Even if you cannot deliver what the other person wants at that particular moment — or even if the interaction was just a casual conversation or introduction — try to always be empathetic, kind, and positive with others. This will ensure that a person will want to meet with you again. They will want to talk to you when you next have the chance to meet.  

Good things will happen in your career if you maintain this mindset in your interactions with colleagues. 

Also, don’t be afraid of disappointing someone when you first talk with them. Remember: this is hopefully just the start of an ongoing interaction, not the end!
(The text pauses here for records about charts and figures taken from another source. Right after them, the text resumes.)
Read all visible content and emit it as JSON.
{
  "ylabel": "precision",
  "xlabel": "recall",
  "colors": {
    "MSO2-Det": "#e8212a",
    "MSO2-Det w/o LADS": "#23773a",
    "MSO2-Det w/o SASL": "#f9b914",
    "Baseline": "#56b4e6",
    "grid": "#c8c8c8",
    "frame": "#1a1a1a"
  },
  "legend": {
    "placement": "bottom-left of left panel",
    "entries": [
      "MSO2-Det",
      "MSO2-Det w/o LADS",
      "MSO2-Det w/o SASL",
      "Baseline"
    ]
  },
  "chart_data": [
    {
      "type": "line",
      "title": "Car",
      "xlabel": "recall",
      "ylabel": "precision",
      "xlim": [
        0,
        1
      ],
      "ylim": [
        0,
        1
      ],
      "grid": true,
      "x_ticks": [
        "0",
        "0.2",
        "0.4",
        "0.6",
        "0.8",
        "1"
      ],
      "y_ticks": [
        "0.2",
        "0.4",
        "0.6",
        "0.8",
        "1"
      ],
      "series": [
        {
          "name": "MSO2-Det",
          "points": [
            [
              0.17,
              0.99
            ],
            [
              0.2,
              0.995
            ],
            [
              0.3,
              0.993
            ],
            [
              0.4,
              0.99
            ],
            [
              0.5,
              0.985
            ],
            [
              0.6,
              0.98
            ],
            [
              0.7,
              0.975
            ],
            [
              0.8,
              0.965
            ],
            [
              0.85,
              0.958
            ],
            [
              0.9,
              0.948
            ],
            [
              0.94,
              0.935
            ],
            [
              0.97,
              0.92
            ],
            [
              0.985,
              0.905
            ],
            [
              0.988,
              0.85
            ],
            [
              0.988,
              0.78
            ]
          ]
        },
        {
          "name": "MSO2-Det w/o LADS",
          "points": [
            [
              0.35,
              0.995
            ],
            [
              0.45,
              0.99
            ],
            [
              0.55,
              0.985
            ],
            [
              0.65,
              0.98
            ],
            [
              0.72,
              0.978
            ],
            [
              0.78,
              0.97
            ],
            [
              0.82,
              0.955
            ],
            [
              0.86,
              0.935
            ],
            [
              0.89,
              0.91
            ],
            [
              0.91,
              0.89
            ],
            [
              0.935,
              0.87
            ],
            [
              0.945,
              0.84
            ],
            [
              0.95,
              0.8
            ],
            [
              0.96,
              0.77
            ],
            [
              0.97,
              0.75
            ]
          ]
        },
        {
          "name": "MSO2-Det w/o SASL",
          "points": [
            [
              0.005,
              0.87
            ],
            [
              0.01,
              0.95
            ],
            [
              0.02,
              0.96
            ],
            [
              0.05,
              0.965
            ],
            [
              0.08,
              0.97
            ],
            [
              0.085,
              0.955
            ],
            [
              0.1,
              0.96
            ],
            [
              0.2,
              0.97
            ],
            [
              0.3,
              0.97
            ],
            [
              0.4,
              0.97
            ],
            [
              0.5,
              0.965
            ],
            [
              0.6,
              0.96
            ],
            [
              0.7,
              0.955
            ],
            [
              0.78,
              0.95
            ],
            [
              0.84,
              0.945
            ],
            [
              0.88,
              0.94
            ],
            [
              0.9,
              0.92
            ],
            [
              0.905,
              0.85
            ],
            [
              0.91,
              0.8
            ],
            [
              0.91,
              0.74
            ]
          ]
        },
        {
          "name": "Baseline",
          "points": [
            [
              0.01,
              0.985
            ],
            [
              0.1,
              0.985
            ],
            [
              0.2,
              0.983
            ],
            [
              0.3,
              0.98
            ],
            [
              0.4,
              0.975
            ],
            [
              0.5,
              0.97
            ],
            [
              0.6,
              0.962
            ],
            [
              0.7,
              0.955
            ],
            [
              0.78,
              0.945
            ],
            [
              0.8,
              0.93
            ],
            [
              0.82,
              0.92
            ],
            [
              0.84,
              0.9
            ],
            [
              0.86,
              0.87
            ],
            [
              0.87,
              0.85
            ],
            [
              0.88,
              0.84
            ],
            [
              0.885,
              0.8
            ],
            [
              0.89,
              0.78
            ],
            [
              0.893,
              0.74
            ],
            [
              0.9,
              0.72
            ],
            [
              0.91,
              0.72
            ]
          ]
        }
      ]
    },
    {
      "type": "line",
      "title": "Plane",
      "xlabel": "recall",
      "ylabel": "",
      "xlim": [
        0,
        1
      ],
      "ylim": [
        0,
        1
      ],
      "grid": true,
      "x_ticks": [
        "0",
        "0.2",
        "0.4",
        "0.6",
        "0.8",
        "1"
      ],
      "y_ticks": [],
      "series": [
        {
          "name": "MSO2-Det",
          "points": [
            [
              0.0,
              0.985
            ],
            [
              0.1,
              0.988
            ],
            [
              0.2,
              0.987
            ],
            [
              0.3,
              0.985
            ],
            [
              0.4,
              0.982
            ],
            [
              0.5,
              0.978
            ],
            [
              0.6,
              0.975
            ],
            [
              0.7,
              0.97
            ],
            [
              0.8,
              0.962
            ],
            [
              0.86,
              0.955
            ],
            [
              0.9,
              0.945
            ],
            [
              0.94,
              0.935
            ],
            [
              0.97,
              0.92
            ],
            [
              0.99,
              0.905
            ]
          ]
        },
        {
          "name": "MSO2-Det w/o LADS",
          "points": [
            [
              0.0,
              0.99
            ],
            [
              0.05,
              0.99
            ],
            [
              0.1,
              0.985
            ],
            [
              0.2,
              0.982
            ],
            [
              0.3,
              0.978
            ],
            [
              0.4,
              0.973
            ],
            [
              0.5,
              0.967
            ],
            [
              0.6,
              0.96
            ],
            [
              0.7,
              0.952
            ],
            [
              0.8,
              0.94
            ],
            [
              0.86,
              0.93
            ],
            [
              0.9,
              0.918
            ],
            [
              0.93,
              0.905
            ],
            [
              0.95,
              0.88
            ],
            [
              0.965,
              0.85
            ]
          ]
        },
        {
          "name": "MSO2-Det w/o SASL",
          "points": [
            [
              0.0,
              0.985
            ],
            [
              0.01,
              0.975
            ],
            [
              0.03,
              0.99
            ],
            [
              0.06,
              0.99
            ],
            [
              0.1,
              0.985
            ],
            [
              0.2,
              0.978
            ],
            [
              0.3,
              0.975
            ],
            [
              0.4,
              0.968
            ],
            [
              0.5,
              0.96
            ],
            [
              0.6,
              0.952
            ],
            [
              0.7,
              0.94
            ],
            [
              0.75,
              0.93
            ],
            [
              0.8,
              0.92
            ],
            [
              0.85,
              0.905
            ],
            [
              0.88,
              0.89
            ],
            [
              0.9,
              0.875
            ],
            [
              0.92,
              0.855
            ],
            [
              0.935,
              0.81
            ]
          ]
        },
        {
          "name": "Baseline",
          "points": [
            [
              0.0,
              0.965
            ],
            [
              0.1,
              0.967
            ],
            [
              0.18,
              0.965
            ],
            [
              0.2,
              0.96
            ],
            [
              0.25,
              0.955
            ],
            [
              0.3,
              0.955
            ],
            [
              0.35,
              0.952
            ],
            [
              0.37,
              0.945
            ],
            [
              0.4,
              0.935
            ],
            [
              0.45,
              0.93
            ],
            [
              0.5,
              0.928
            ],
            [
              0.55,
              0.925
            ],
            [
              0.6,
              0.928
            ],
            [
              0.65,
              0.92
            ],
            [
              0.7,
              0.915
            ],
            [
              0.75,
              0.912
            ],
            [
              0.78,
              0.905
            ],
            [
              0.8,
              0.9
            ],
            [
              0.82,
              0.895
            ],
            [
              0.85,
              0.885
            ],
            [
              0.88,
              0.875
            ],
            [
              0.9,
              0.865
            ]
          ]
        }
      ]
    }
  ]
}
Instead of reflexively saying “yes” or “I agree” to everything, instead try to use phrases like “I completely understand,” or “I see what you mean”. 

And if you cannot do something that someone asks, it’s okay to politely decline or defer by saying, “I’m not sure. Can I get back to you later on that?” This frees you from overcommitting, but also leaves the door open for future interaction.  

For example:  

That’s a really great question, and I’d like to give you a proper answer. May I ask for your business card so I can contact you later to talk more about this?  

Tip #6: Elevator pitches aren’t just for elevators! 

Elevator pitches and mission statements also work wonderfully well in other situations: 

  • your CV and your LinkedIn profile (put your mission statement at the top, just below your name) 
  • job interviews (list some of your career achievements, each as its own elevator pitch) 
  • social gatherings (when people ask, “So what kind of work do you do?” give them your mission statement) 

Conclusion

There is an old saying in Zen: “the most important person in the world is the person standing in front of you now.”  

Are you ready to engage with the most important person in the world?